Он рассудил верно, что если уступить крупной буржуазии, то будет упущен момент, наиболее подходящий для установления принципата. Папа знал не хуже Гвиччардини, что когда обстоятельства благоприятствуют чему-нибудь, то медлить не следует, а нужно действовать круто и решительно. И понимал, что даже крупная буржуазия, не говоря уже о других группах флорентийского общества, сопротивляться ему не в состоянии» Обусловливалось это, конечно, тем, что Флоренция осталась совершенно без денежных ресурсов, и сам Франческо в письмах к Ланфредини раскрыл этот факт с непререкаемой убедительностью.
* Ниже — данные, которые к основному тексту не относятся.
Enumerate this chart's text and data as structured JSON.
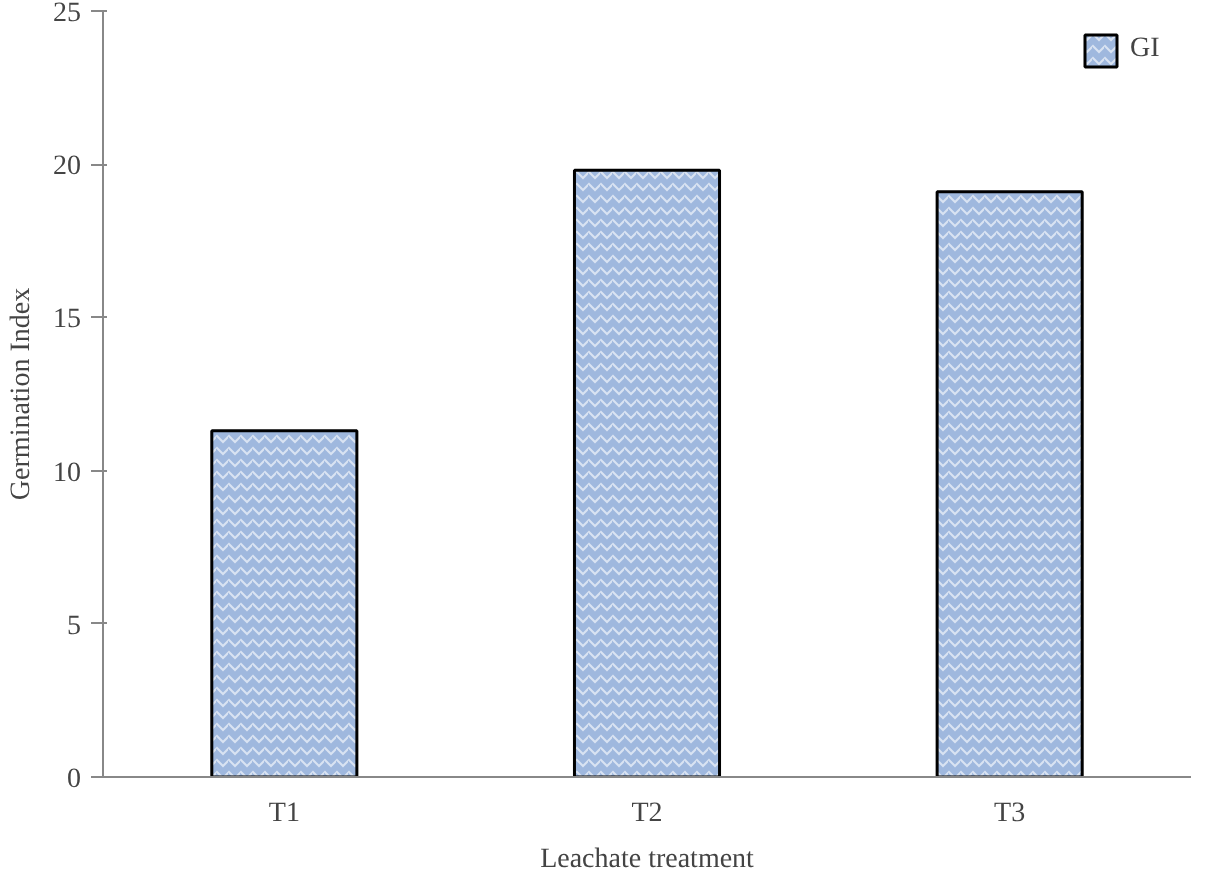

Мы видели, какие потери понесла флорентийская буржуазия в дни Коньякской Лиги и при разгроме Рима. Осада стоила еще дороже, ибо, если даже не считать разрушений, произведенных самими гражданами в окрестностях города и имевших стратегические цели, и не принимать во внимание колоссальных прямых расходов на жалованье войскам (оно во время блокады тратилось почти целиком в городе), – осада нанесла смертельный удар самому основному источнику флорентийского богатства: крупной промышленности. Пока она оставалась в неприкосновенности, пока не были уничтожены орудия производства, город мог быстро оправиться от любых денежных потерь. После осады это уже стало невозможным. Флоренция обеднела, а бедная Флоренция не могла сопротивляться наступлению принципата и защищать республиканский строй. Самые убедительные доводы Гвиччардини в глазах папы были не более как беллетристикой, интересной, но бессильной. Республика была осуждена, и самостоятельная политическая роль крупной буржуазии во Флоренции была кончена.
Когда это выяснилось окончательно, Франческо нечего стало делать во Флоренции. В июне 1531 года он отправился папским вице-легатом в Болонью: нужно было немного поправить расстроенные дела, onori e utili становились недоступны[72]
. В Болонье он оставался до смерти Климента (сентябрь 1534). За это время герцог Алессандро осуществил программу папы. Преобразование государственного строя Флоренции в направлении от коммуны к бюрократическому принципату, начатое при Лоренцо Урбинском Горо Гери, продолжалось с возраставшей энергией. Рантьерской буржуазии приходилось мириться с тем, что уже нет у правительства «друзей» и «несочувствующих», что onori e utili не идут в дележку «друзьям», что на долю остальных приходится кое-что побольше, чем свобода от несправедливых – только несправедливых – утеснений. При помощи нового чиновничества – идея Горо Гери – секретарей и аудиторов власть добилась, что судопроизводство перестало быть откровенно партийным и появилась некоторая более беспристрастная линия в обложении. Чиновничество в отличие от прежнего не было связано с общественными группами и целиком зависело от герцога[73]. Лоренцо в 1516 году еще нуждался в поддержке рантьерской буржуазии для осуществления своих планов. Алессандро обходился без нее.Преемник Климента, Павел III Фарнезе, не был другом Гвиччардини; он дал ему понять, что курия не нуждается больше в его услугах. Франческо пришлось покинуть Болонью с некоторым скандалом. То, что он нашел, во Флоренции, было совсем не похоже на то, что он проектировал в записках 1531 года. Наоборот, это было как раз то, против чего он предостерегал Климента. Но не в его правилах было протестовать и противодействовать. Он примирился, стал помогать Алессандро, получил ряд должностей доходных, но не влиятельных. И писал друзьям: «Меня удовлетворит всякая (форма правления), лишь бы она обеспечивала власть и величие Медичи. Многие из нас отныне зависят от них в такой мере, что было бы безумием, если бы кто не сумел воспользоваться этим счастьем»[74]
.Алессандро ценил Гвиччардини, как человека больших способностей и очень сговорчивого. Он осыпал его ласковыми словами и в самый трудный момент своей карьеры, когда ему пришлось оправдываться перед императором в обвинениях, выдвинутых против него эмигрантами – в Неаполе, в январе 1536 года, – он поручил написать свою защиту именно ему, и Франческо написал: умно и убедительно, как умел он один. Эмигранты тяжбу проиграли, и едва ли не в этом была главная причина ненависти, преследовавшей Гвиччардини в писаниях современников. Ибо защита Алессандро толковалась, как защита тирании и как новая измена родине.